Figure 2: Overview of Volkswagen AG’s TaaS architecture, positioning EvoMaster as a core test case generation microservice.
This integration enables seamless pipeline execution and sharing of results among enterprise QA teams and supports automated regression, provisioning, and maintenance strategies at scale.
Key Open Problems and Research Directions
Several open challenges remain and are substantiated by direct industrial feedback:
- Domain Knowledge and Arazzo Workflows: Full test coverage is gated by lack of declarative, higher-order semantics (e.g., business workflows, parameter constraints beyond type/format) in OpenAPI. The recent Arazzo specification introduces the potential for portable sequence/workflow semantics, which fuzzers should eventually exploit.
- Test Seeding from Existing Test Assets: Translating legacy Postman, Python, or DSL-based tests into effective fuzzer seeds (possibly via proxy recording or LLM translation) presents practical and technical hurdles around dynamic data tracking and flaky test mitigation.
- Test Suite Lifetime and Evolution: Effective fuzzer deployment in continuous integration requires robust handling of test migration, API evolution, and automated revalidation in the face of changing schemas and application logic.
- Database State Handling: Ensuring database consistency/destructiveness, especially for destructive operations, is non-trivial—partial rollback and resource copy-on-write strategies are presently only partially automated.
- Integration with Generative AI: While industry demand for LLM-assisted testing is high, empirical evidence shows current LLM-generated tests are weak on semantic correctness and scenario diversity. Hybridizing SBST with LLM-guided input selection and scenario mining may address these limitations (Augusto et al., 29 Sep 2025, Sartaj et al., 26 May 2025).
- Low-Code and Human-in-the-Loop UX: Improving test readability, modifiability (DTOs, natural language comments), and domain expert access (low-code dashboards) is an active research and engineering direction.

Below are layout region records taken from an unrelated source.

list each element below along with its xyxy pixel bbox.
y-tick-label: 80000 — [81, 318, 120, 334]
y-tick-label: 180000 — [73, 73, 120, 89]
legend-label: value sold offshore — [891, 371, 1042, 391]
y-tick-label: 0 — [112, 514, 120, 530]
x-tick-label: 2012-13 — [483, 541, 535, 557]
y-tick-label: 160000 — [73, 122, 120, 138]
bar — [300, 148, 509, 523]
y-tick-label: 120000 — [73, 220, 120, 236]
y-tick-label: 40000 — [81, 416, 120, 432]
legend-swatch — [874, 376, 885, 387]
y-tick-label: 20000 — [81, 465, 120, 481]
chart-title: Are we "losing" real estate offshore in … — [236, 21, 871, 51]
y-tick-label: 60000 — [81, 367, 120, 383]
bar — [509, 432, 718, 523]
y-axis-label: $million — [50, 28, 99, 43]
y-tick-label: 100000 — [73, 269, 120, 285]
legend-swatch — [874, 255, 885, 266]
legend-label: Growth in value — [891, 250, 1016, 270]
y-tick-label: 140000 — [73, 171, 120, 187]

Broader Industrial Feedback and Domain-Specific Extensions
A notable outcome is the diverse feature requests from the community. Some (e.g., support for complex encryption flows with derived parameters) require tight integration with hand-written stubs and runtime code reuse, and necessitate new architecture in the fuzzer core. Open-source collaboration and representative API artifacts from the field are critical for extending academic fuzzers into specialized verticals (e.g., finance).
Conclusion
This paper establishes, based on extensive industrial collaboration, that research fuzzers—when architected and extended with industry-led feature sets—offer non-trivial practical value and can exceed the productivity of both manual and LLM-aided black-box testing in enterprise settings. However, no fuzzer to date is capable of fully supplanting expert-written suites or matching coverage for high-level semantic scenarios, highlighting the need for richer specifications (Arazzo, domain-specific schemas) and better black-box inference. Industry adoption is limited not just by algorithmic performance, but by the breadth and flexibility of integration, documentation, and workflow features.

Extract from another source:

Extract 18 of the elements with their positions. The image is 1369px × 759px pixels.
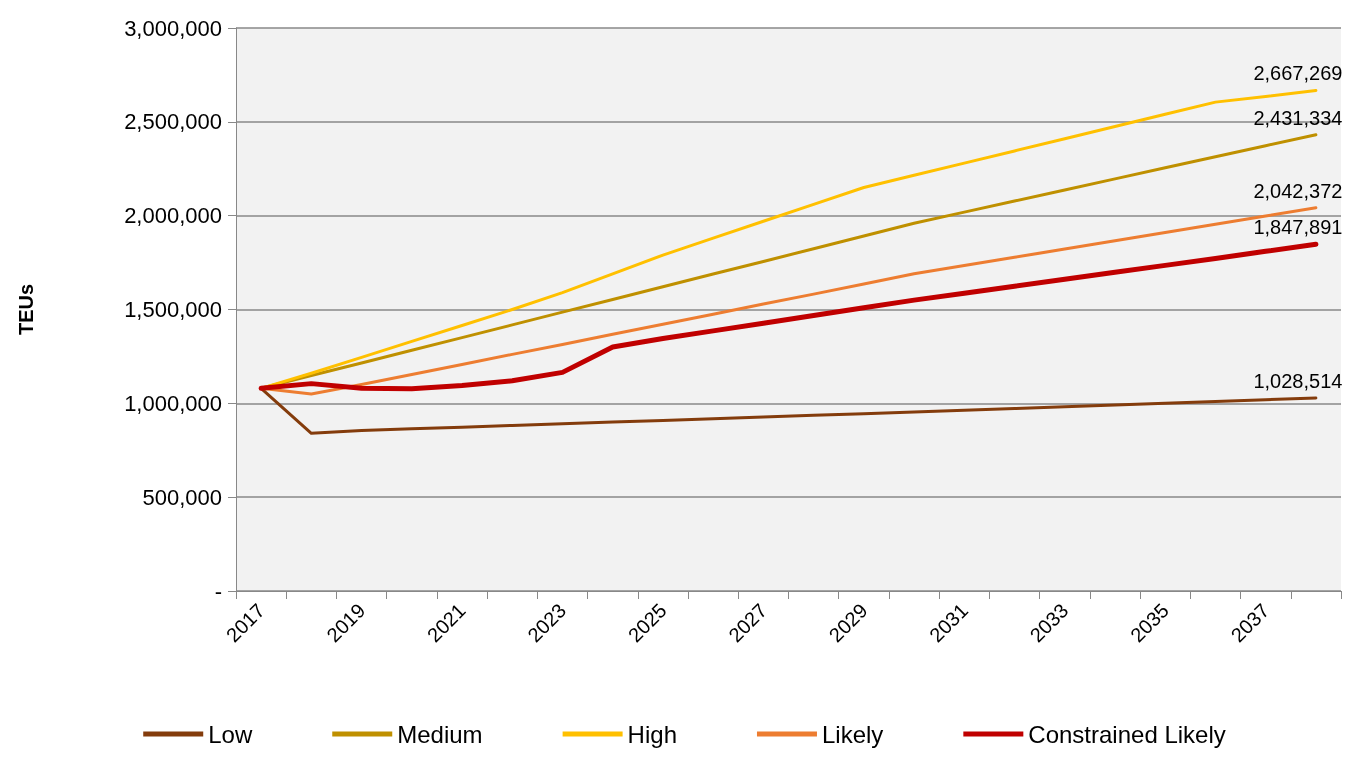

The formalization and solution of feature requirements, artifact compatibility, and empirical limitations, as presented, will inform the design of next-generation fuzzing platforms, and highlight the imminent need for joint synergy between search-based testing, foundation models, and structured specification artifacts.

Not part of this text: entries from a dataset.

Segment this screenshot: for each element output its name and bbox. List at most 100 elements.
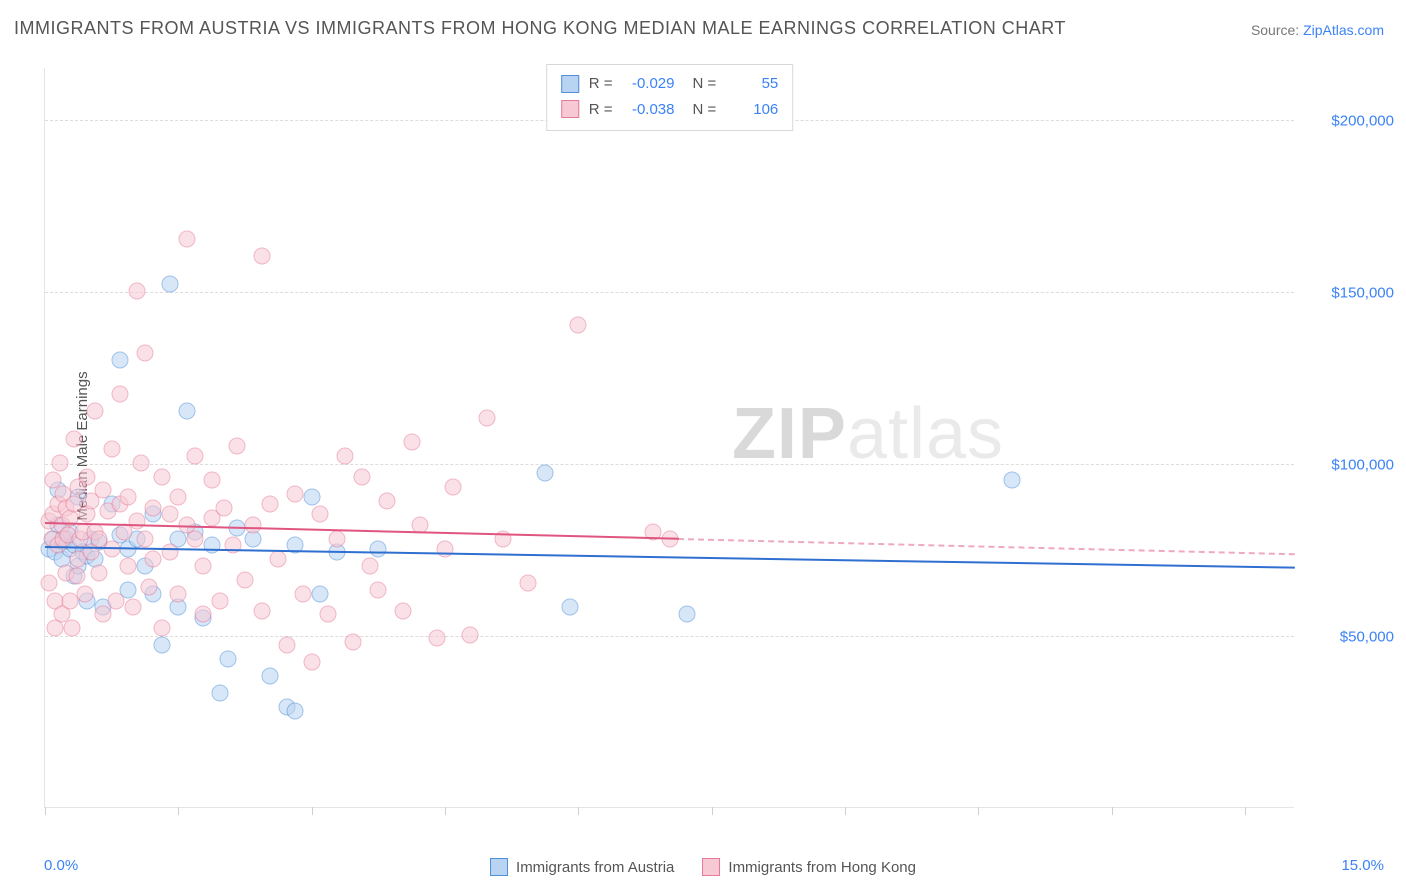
- x-tick: [312, 807, 313, 815]
- data-point: [78, 468, 95, 485]
- data-point: [195, 606, 212, 623]
- data-point: [378, 492, 395, 509]
- data-point: [170, 585, 187, 602]
- data-point: [237, 571, 254, 588]
- data-point: [68, 568, 85, 585]
- legend-swatch: [561, 100, 579, 118]
- data-point: [428, 630, 445, 647]
- data-point: [395, 602, 412, 619]
- data-point: [328, 530, 345, 547]
- data-point: [212, 685, 229, 702]
- data-point: [303, 654, 320, 671]
- data-point: [137, 530, 154, 547]
- x-tick: [178, 807, 179, 815]
- plot-area: ZIPatlas R =-0.029N =55R =-0.038N =106 $…: [44, 68, 1294, 808]
- data-point: [195, 558, 212, 575]
- data-point: [132, 454, 149, 471]
- stat-row: R =-0.029N =55: [561, 71, 779, 97]
- data-point: [170, 489, 187, 506]
- data-point: [107, 592, 124, 609]
- data-point: [437, 540, 454, 557]
- data-point: [91, 564, 108, 581]
- data-point: [570, 317, 587, 334]
- data-point: [112, 385, 129, 402]
- data-point: [162, 275, 179, 292]
- data-point: [520, 575, 537, 592]
- trend-line-extrapolated: [678, 538, 1295, 555]
- data-point: [112, 351, 129, 368]
- x-tick: [978, 807, 979, 815]
- data-point: [212, 592, 229, 609]
- data-point: [224, 537, 241, 554]
- data-point: [178, 231, 195, 248]
- y-tick-label: $100,000: [1304, 456, 1394, 473]
- legend-item: Immigrants from Austria: [490, 858, 674, 876]
- data-point: [120, 558, 137, 575]
- gridline: $50,000: [45, 636, 1294, 637]
- data-point: [262, 496, 279, 513]
- data-point: [103, 441, 120, 458]
- data-point: [145, 499, 162, 516]
- data-point: [295, 585, 312, 602]
- data-point: [162, 544, 179, 561]
- data-point: [124, 599, 141, 616]
- data-point: [63, 620, 80, 637]
- data-point: [162, 506, 179, 523]
- data-point: [141, 578, 158, 595]
- data-point: [478, 410, 495, 427]
- x-tick: [445, 807, 446, 815]
- legend-item: Immigrants from Hong Kong: [702, 858, 916, 876]
- data-point: [153, 620, 170, 637]
- data-point: [203, 537, 220, 554]
- data-point: [462, 626, 479, 643]
- legend-swatch: [561, 75, 579, 93]
- data-point: [87, 403, 104, 420]
- data-point: [187, 447, 204, 464]
- y-tick-label: $200,000: [1304, 112, 1394, 129]
- legend-label: Immigrants from Austria: [516, 859, 674, 876]
- data-point: [187, 530, 204, 547]
- data-point: [128, 282, 145, 299]
- x-tick: [45, 807, 46, 815]
- data-point: [95, 482, 112, 499]
- legend-label: Immigrants from Hong Kong: [728, 859, 916, 876]
- x-tick: [712, 807, 713, 815]
- data-point: [370, 582, 387, 599]
- data-point: [77, 585, 94, 602]
- x-tick: [1245, 807, 1246, 815]
- stat-row: R =-0.038N =106: [561, 97, 779, 123]
- data-point: [120, 489, 137, 506]
- legend-swatch: [490, 858, 508, 876]
- x-axis-min-label: 0.0%: [44, 857, 78, 874]
- data-point: [312, 506, 329, 523]
- y-tick-label: $150,000: [1304, 284, 1394, 301]
- gridline: $150,000: [45, 292, 1294, 293]
- data-point: [253, 602, 270, 619]
- x-axis-max-label: 15.0%: [1341, 857, 1384, 874]
- data-point: [562, 599, 579, 616]
- data-point: [145, 551, 162, 568]
- data-point: [370, 540, 387, 557]
- data-point: [137, 344, 154, 361]
- source-link[interactable]: ZipAtlas.com: [1303, 22, 1384, 38]
- data-point: [353, 468, 370, 485]
- data-point: [445, 478, 462, 495]
- data-point: [345, 633, 362, 650]
- legend-swatch: [702, 858, 720, 876]
- data-point: [403, 434, 420, 451]
- data-point: [153, 637, 170, 654]
- data-point: [287, 485, 304, 502]
- data-point: [337, 447, 354, 464]
- x-tick: [845, 807, 846, 815]
- data-point: [1003, 472, 1020, 489]
- data-point: [203, 472, 220, 489]
- data-point: [178, 403, 195, 420]
- data-point: [678, 606, 695, 623]
- data-point: [95, 606, 112, 623]
- data-point: [303, 489, 320, 506]
- bottom-legend: Immigrants from Austria Immigrants from H…: [490, 858, 916, 876]
- data-point: [320, 606, 337, 623]
- data-point: [262, 668, 279, 685]
- data-point: [537, 465, 554, 482]
- data-point: [245, 516, 262, 533]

The EvoMaster fuzzer and related artifacts are available open source at https://github.com/WebFuzzing/EvoMaster.
References
For an extensive survey of REST API testing, see "Testing RESTful APIs: A Survey" [golmohammadi2023testing]. For SBST and LLMs, see [fraser2025retrospective]. For naming and summary generation in automated tests, see (Garrett et al., 1 Dec 2025), [djajadi2025using].
Acknowledgments
This body of work is supported in part by the European Research Council (EAST project, grant No. 864972).